Bianca Cristina Soares, pós-graduada em Africanidades e Cultura Afro-Brasileira e especialista em Educação e Direitos Humanos, destaca que o Dia Internacional de Luta pela Eliminação da Discriminação Racial é uma data de significativa importância, exigindo uma abordagem educativa robusta e enfática para o tema.
“No entanto, quando se trata de temas que já iniciam com palavras como: luta, combate, contra, isso automaticamente nos deixa com uma alerta de guerra, e o objetivo destes diálogos é para esclarecer e levar informação, já começamos por aí! Outro ponto importante que precisamos saber reconhecer os vieses inconscientes que fazem parte de um contexto social, aprender sobre letramento racial, a reconhecer a história, nos faz refletir sobre muitas situações sociais e nossas responsabilidades”, declara.
RAÇA E GÊNERO
Segundo a advogada, especialista em direito criminal e direitos humanos e mestre em desenvolvimento social, Maria Oliveira, o papel das pessoas brancas no combate à discriminação racial é refletir, discutir e romper, assumindo verdadeiramente o ônus disso, com as estruturas de privilégio que sustentam sua existência social. “É necessário um esclarecimento sobre sua própria condição social aliada à clareza com que ela estrutura o sistema em que vivemos e, sem a dissolução desse sistema, é impossível superar o racismo e toda discriminação que ele produz”, declara.

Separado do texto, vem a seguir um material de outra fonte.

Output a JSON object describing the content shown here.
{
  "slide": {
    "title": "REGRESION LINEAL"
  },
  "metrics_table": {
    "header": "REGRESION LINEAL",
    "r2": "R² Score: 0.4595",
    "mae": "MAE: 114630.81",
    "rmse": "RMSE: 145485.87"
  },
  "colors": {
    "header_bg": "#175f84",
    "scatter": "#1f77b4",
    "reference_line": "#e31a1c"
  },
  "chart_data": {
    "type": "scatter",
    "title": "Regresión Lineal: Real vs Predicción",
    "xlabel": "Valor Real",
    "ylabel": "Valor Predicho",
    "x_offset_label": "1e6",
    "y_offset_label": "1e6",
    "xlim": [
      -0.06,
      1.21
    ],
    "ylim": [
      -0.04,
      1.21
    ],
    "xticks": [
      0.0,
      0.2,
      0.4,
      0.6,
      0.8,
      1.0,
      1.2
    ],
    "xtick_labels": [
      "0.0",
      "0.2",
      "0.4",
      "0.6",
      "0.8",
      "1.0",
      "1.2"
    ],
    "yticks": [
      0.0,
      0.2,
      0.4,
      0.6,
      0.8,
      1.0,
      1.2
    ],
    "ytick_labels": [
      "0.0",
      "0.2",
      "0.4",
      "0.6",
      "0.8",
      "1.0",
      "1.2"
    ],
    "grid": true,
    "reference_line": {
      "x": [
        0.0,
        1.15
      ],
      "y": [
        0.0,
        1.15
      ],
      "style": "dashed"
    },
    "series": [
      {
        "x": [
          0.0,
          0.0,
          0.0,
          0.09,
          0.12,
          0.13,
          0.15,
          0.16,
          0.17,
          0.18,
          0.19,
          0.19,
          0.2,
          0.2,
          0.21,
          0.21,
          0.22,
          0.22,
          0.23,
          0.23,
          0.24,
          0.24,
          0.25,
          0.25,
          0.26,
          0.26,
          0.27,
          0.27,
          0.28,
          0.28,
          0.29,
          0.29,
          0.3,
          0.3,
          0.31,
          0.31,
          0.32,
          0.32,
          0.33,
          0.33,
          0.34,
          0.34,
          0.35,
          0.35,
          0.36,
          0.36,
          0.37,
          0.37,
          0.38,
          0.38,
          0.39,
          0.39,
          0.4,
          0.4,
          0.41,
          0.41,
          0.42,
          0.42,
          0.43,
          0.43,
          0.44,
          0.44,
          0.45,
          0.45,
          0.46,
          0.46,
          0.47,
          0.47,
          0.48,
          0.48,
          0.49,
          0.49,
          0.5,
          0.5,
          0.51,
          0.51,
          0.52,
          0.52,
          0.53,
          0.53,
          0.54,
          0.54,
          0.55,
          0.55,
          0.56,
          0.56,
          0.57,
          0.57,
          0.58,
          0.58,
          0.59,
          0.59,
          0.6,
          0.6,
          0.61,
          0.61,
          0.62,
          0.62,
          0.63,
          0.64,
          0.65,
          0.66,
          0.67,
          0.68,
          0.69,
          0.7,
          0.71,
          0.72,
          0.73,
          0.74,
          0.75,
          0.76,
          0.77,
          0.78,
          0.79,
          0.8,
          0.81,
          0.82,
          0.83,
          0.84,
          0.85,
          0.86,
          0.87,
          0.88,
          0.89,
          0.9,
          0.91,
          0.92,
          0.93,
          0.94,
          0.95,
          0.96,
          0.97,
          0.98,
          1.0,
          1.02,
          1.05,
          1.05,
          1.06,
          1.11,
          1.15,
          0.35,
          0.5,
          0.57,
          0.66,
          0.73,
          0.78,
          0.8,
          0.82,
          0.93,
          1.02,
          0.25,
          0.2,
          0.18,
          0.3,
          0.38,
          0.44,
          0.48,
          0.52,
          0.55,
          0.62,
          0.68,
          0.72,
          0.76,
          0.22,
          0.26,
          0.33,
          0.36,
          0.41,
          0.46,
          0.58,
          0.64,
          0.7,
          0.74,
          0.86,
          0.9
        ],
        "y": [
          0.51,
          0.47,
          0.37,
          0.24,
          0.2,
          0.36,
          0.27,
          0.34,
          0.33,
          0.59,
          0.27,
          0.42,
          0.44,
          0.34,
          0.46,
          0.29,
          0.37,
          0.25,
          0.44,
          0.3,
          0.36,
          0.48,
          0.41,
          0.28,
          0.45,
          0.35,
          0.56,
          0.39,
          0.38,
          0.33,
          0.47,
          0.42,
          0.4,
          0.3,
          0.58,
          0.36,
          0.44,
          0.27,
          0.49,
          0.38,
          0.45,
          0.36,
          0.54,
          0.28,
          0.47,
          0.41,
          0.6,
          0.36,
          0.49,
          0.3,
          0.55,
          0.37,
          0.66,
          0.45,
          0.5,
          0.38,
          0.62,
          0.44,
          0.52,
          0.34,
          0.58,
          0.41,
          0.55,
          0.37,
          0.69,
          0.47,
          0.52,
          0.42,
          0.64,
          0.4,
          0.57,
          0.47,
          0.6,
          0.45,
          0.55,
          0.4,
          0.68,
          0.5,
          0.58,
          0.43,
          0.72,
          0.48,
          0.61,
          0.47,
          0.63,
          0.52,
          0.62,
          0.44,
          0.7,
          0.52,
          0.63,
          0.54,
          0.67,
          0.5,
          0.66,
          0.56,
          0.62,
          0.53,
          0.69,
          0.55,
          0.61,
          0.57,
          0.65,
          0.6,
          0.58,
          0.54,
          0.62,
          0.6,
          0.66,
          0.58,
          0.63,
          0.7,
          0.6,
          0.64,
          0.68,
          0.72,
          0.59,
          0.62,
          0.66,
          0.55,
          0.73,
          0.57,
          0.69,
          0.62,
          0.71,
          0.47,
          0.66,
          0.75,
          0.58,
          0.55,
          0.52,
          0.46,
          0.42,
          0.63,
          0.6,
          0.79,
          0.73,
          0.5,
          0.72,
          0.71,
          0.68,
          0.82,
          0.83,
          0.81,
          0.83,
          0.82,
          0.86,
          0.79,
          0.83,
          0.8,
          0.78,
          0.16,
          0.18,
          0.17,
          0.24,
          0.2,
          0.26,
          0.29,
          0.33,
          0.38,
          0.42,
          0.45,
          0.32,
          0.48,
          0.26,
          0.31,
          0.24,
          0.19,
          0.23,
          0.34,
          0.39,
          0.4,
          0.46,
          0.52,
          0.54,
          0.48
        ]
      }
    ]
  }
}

A respeito dos tipos de discriminação existentes, Maria Oliveira conta que a discriminação racial é toda forma de segregação definida por critérios de raça. “O racismo pressupõe que haja ‘raças’ na nossa sociedade e define uma hierarquia para elas onde aqueles indivíduos, sendo lidos socialmente como ‘brancos’, ou que se aproximam dos critérios da branquitude ocupam o topo da pirâmide social e aqueles lidos socialmente como ‘negros’, aqui entendidos pretos ou pardos, ou que constituam qualquer outra minoria racial como os povos indígenas ou ciganos ocupam um patamar inferior”, diz.
Sobre as muitas violências que a população negra enfrenta diariamente, sobretudo as mulheres negras, Maria diz que, segundo dados do Fórum Brasileiro de Segurança Pública, a população negra é a que mais falece no país por ação do Estado.
“Os números e dados são alarmantes e apontam para um verdadeiro genocídio. As mulheres negras sofrem duplamente, carregando consigo o peso de sentirem a violência duas vezes, por serem mulheres e por serem corpos racializados. Elas estão nos piores índices, são as maiores vítimas de feminicídio, de violência doméstica, de abandono parental. Sofrem nos piores lugares com violências obstétricas, com os índices de pobreza e desemprego e, via de regra, são o sustento de uma família inteira”, relata.